Frische Brötchen sind demnächst nicht mehr das einzige, was aus Michael Tenks Backstube kommt. Er will andere mit seinen Ideen begeistern und bietet Marketingkonzepte für Bäckereien an.

Michael Tenk (42), Bäckermeister aus Südlohn, ist bekannt für Ideen, die für eine normale Backstube ein bisschen aus der Reihe tanzen. Aktuellstes Beispiel: Das Wirtebrot, mit dem er nicht nur die Getränke-Restbestände der örtlichen Gastronomen zu Brot verarbeitet, sondern sie auch unterstützt. Aber auch sein öffentlichkeitswirksamer Kampf für schnelleres Internet im Südlohner Ortskern oder sein Feldzug gegen die Bonpflicht – samt frühmorgendlichem Termin mit CDU-Bundestagsabgeordnetem Johannes Röring in der Backstube – oder seine Vorweihnachtsaktion „Südlohn spendet Licht“ haben ihn bekannt gemacht. Aus seinen Ideen möchte er nun mehr Kapital schlagen.

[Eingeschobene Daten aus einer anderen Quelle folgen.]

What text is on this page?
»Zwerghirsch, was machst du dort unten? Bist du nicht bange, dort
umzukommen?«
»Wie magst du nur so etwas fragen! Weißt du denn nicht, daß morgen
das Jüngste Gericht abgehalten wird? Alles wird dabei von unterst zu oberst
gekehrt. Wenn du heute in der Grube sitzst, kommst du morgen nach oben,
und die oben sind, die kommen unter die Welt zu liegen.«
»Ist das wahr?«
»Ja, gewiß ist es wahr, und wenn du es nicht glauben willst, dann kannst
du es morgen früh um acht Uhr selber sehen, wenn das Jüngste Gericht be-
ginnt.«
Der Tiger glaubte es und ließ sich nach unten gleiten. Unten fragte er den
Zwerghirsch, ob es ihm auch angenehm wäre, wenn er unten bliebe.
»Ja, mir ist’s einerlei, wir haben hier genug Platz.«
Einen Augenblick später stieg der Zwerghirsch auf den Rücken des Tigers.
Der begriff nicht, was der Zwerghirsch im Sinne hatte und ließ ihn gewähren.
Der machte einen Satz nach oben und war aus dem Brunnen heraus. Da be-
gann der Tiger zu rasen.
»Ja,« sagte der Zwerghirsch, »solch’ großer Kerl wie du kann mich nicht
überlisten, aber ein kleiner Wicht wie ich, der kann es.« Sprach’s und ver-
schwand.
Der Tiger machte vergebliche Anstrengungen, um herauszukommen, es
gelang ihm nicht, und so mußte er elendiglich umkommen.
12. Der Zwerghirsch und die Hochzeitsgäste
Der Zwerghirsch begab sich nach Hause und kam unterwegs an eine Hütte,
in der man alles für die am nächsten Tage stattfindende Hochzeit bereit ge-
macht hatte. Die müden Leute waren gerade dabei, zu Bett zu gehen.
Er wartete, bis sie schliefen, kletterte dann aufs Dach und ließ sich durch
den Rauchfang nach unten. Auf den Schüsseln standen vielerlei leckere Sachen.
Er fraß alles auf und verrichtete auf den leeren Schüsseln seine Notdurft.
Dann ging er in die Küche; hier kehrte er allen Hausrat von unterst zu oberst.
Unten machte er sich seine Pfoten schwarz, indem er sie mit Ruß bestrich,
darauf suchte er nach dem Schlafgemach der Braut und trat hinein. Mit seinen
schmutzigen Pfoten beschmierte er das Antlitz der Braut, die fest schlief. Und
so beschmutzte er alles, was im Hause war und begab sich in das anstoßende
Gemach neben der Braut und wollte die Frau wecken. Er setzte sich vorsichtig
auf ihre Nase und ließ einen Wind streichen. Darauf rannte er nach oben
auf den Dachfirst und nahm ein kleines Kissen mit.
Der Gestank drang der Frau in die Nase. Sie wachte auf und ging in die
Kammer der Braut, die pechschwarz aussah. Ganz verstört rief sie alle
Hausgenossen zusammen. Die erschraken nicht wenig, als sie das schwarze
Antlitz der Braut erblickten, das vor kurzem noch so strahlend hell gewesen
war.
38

Mit Marketingideen für andere Bäcker möchte er sich ein zweites Standbein aufbauen. Dazu hat er erstmal die Facebook-Seite Bread-Marketing gestartet, auf der er über seine Konzepte und Ideen berichtet. Werbung direkt vom Bäckermeister, wie er es nennt.

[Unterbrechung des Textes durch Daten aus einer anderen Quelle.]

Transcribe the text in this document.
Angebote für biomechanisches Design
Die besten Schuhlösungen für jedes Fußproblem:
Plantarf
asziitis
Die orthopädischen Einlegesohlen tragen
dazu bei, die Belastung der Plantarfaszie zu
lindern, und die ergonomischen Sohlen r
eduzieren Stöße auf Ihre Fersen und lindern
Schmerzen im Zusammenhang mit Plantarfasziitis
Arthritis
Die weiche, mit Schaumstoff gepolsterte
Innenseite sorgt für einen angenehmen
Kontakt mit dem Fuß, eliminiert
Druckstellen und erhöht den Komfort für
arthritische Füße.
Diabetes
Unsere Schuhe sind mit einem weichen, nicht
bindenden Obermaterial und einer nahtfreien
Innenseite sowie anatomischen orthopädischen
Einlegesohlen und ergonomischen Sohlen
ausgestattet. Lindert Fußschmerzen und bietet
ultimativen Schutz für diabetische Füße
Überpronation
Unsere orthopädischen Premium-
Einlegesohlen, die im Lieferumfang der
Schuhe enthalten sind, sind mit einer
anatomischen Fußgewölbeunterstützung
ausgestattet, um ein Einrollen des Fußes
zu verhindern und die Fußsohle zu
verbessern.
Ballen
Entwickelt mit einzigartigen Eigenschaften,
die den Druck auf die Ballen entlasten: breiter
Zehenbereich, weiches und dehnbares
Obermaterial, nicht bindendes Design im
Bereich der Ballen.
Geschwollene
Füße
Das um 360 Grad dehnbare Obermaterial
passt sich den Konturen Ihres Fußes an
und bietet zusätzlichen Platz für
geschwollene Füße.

Kontakte zu Kollegen und Medien zahlen sich aus

„Über die Aktion mit den Kassenbons habe ich Kontakte in ganz Deutschland bekommen“, sagt er. Zu Branchenkollegen, zu Verbrauchern, aber auch zu Medien. Radio- und Fernsehsender oder Branchenmedien berichten regelmäßig über den umtriebigen Bäckermeister aus Südlohn.

Und die mediale Präsenz zahlt sich für ihn aus. „Nachdem über meine Wirtebrote im Fernsehen berichtet wurde, sind Kunden sogar aus Ahlen und Seppenrade nach Südlohn gekommen“, erzählt er. Die seien 60 oder 80 Kilometer gefahren, um ein Brot bei ihm zu kaufen. Teilweise sogar mehrfach, weil die Brote am Vormittag schon ausverkauft waren.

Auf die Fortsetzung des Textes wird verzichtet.